Slick finish: Sam Shendi poses at Graham’s Fine Art Gallery alongside a work from his Giant collection. These large imposing resin sculptures represent different stages of depression the artist went through after abuse
Slick finish: Sam Shendi poses at Graham’s Fine Art Gallery alongside a work from his Giant collection. These large imposing resin sculptures represent different stages of depression the artist went through after abuse
Image: Supplied

Vincent van Gogh’s bright-yellow paintings seem at odds with the depressed and tortured life of the artist, suggests Sam Shendi. The Egyptian-born artist has particular insight into this paradox, as he too creates art that appears lively, bright and upbeat despite his difficult childhood and the darkness it cast over his adult life.

"If I had to translate the life I had previously in my work, there would be a lot more dark colours and it would be less friendly," he says.

The UK-based artist showed his art in SA recently, at Graham’s Fine Art Gallery in Johannesburg. The collection of his large resin sculptures are "friendly", as he puts it. You could call them beautiful, even though this adjective is rarely used to describe art as it almost always implies it is devoid of meaning or any conceptual high-art nous. This is by design; Shendi wants people to like his work and maybe by extension him.

Young people don’t respond to hard or unpalatable imagery, he suggests. "I always create objects that everyone will fall in love with. The viewer is the person who will remember me," he says.

Image: Supplied

At first glance, Shendi’s sculptures read as eye candy. The smooth glossy finish recalls sugar-laden sweets and the colours — bright yellow, red, blue and pink — bring artificial flavours to mind. His visual language is undeniably seductive. It is hard to believe his sculptures are handmade; they appear so perfect. The slick finish suits the minimalist vibe, the economical lines. He reduces human features to essential shapes and lines.

Long Face is a body of man defined by large heavy legs supporting an almost invisible torso from which a hard triangle-shaped head emerges.

In other works, the face is described as a solid oval in a contrasting colour to the body. Children are laconically evoked through small round shapes attached to inchoate beings in Mother of Many.

He has a gift for identifying the essential lines or character of the human body, subjecting it to a form of exaggeration, but not in such a way that it loses authenticity. In another mother-and-child sculpture, Sleepless Nights, the shoulder line of a woman crouched over her child rings truthful despite his stylised, reduced language.

You can’t help wondering whether this slick minimalist language maintains a distance between the artist — his identity and personal strife — and his art, facilitating the "lightness" and "brightness" that masks the harrowing history driving his practice.

"I did not have a pleasant childhood.
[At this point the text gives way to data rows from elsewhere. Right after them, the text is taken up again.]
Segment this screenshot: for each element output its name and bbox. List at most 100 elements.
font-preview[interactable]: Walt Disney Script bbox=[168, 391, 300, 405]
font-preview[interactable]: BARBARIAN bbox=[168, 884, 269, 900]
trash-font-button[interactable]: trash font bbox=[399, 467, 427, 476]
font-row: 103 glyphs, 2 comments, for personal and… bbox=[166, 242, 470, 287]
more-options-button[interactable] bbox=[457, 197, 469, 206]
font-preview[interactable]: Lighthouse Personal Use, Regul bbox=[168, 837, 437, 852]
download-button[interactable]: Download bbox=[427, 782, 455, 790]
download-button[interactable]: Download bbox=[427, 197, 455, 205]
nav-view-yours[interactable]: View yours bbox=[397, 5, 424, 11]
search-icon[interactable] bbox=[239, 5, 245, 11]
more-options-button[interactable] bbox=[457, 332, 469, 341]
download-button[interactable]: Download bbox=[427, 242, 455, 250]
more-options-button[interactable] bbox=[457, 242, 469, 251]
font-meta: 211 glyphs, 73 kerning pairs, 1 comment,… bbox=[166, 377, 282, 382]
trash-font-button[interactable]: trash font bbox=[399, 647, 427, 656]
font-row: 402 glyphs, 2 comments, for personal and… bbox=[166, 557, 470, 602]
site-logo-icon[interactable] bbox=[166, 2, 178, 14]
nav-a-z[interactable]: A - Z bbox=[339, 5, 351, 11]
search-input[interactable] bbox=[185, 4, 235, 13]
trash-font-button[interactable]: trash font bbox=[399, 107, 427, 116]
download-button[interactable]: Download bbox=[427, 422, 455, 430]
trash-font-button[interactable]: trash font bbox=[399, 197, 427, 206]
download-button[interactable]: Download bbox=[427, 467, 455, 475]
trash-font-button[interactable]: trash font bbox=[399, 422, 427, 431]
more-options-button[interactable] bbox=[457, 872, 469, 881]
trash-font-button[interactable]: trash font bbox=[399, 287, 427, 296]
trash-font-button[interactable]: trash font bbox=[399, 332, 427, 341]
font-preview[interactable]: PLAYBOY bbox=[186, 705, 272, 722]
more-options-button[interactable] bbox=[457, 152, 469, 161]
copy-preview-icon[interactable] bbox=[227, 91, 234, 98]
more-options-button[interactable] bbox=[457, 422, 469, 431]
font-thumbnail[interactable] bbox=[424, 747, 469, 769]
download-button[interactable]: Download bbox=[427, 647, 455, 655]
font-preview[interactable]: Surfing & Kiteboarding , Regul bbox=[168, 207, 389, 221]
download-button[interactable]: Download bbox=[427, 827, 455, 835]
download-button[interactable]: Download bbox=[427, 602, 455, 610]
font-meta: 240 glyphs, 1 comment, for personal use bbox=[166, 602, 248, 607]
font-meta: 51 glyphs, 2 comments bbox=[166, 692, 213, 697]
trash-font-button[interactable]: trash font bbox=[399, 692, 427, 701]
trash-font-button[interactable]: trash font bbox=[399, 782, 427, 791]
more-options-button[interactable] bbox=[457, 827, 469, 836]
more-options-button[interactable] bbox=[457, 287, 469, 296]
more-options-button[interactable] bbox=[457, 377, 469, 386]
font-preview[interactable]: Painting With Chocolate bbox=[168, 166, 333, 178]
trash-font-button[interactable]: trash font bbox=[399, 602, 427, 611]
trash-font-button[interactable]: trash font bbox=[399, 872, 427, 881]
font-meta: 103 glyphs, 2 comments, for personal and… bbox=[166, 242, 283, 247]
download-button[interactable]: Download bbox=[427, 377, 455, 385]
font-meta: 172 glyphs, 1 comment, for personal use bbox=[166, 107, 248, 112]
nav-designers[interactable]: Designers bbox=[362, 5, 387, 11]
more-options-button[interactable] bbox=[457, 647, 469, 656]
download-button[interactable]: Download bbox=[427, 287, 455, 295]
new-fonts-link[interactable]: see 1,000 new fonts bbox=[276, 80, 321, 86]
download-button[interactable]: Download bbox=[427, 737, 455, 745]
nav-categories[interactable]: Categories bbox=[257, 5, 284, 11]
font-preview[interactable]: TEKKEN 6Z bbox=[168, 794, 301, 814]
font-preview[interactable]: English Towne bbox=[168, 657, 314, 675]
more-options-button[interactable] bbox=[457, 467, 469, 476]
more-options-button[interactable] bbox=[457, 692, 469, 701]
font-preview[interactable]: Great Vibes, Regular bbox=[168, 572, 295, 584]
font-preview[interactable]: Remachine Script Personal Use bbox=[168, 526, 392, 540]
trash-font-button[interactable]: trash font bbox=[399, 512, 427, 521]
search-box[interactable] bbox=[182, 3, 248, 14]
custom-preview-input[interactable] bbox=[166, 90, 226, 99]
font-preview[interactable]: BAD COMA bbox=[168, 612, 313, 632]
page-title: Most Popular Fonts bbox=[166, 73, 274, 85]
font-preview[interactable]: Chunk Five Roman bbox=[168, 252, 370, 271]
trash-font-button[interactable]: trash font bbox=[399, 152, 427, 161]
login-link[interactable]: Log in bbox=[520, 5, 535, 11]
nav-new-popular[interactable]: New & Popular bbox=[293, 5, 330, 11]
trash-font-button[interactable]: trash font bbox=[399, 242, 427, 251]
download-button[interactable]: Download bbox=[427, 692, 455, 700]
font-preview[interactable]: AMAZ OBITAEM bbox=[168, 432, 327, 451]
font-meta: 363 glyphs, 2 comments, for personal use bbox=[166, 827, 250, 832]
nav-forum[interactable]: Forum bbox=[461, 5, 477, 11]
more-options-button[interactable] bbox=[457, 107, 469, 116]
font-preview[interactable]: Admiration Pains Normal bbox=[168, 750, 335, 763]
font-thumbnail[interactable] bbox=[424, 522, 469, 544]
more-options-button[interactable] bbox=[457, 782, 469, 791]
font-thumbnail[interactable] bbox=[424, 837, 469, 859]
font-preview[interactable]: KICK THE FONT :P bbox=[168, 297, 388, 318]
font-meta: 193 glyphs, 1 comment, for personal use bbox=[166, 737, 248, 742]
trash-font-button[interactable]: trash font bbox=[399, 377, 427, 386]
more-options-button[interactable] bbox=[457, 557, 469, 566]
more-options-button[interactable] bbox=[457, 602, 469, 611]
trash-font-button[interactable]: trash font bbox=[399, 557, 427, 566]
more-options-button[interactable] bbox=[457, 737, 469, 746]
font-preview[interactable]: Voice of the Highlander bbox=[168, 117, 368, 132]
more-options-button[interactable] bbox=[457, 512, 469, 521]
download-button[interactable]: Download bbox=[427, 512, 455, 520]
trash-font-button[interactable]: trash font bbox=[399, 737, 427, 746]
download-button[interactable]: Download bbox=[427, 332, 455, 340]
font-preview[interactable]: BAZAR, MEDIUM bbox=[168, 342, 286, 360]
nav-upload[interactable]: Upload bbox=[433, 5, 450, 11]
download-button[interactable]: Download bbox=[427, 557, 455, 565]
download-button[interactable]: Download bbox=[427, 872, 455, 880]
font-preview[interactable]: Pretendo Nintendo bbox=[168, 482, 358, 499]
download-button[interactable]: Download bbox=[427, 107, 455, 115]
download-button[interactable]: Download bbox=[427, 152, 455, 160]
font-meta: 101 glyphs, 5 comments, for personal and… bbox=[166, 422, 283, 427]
I was severely beaten as a child. I was beaten ’til I bled," Shendi says.

"I did not have a good relationship with my mum and I did not know that she was depressed. Her behaviour towards us was really aggressive when we were younger and as I grew older, I tried to find the reason behind it."

His mother-and-child works, though, present female figures so deeply connected to their offspring that their bodies melt seamlessly into them. His art acts as a vehicle to retrieve what was denied to him.

You reach a point where you become so strong, nothing can break you. It is important for an artist to divert this emotion to present something unique

His sculpture surfaced after a psychological breakdown of sorts in the mid-noughties, when he confronted his emotional baggage. "I am focused on expressing my emotions rather than just trying to create shapes. Once I realised this, the anger in me subsided and the hatred disappeared," says Shendi.

After graduating from a Cairo University in 1997, he turned away from making art, mostly for financial reasons. He worked in the fashion and interior design industries and tried his hand at cartoon drawing. When he returned to making art, he was dissatisfied with the end product; they seemed to lack the authenticity he strove to achieve. "In 2006, I decided to quit art and I felt really depressed. I did not buy any art books, I stopped going to museums. I was unhappy and created art for no purpose really," Shendi says.

"I did not know I had depression; I thought it was because I am not famous enough, people didn’t know my name," he says.

The Giant series, which contrasts with the Mother and Child one at the gallery, reflects his experience of the different stages of depression. The collection is defined by male subjects with large, oversized legs that carry small, armless torsos.

This connects with the brutality and the survivalist streak he developed as a child in Egypt, where he felt victimised by not only his family but also the state.

"You reach a point where you become so strong, nothing can break you. It is important for an artist to divert this emotion to present something unique," Shendi says. Emotional strength might be a stereotypical burden placed on men, but it can be traced in the Mother and Child collection too, which is also characterised by hard outer shells.

Shendi has participated in several group shows in the UK, staged numerous solo exhibitions, won a British public art award and has been admitted as a member of the Royal British Society of Sculptors. However, he seems to still view himself as an outsider to some degree and rejects the commercial imperative that shapes the contemporary art world.

He refuses to make editions of his sculptures as he doesn’t see any point in remaking something when the original has already satisfied his thoughts and ideas.

"Art is not about money or design, it is a way of living. You cannot make every artist great, but a great artist can come from anywhere," he says.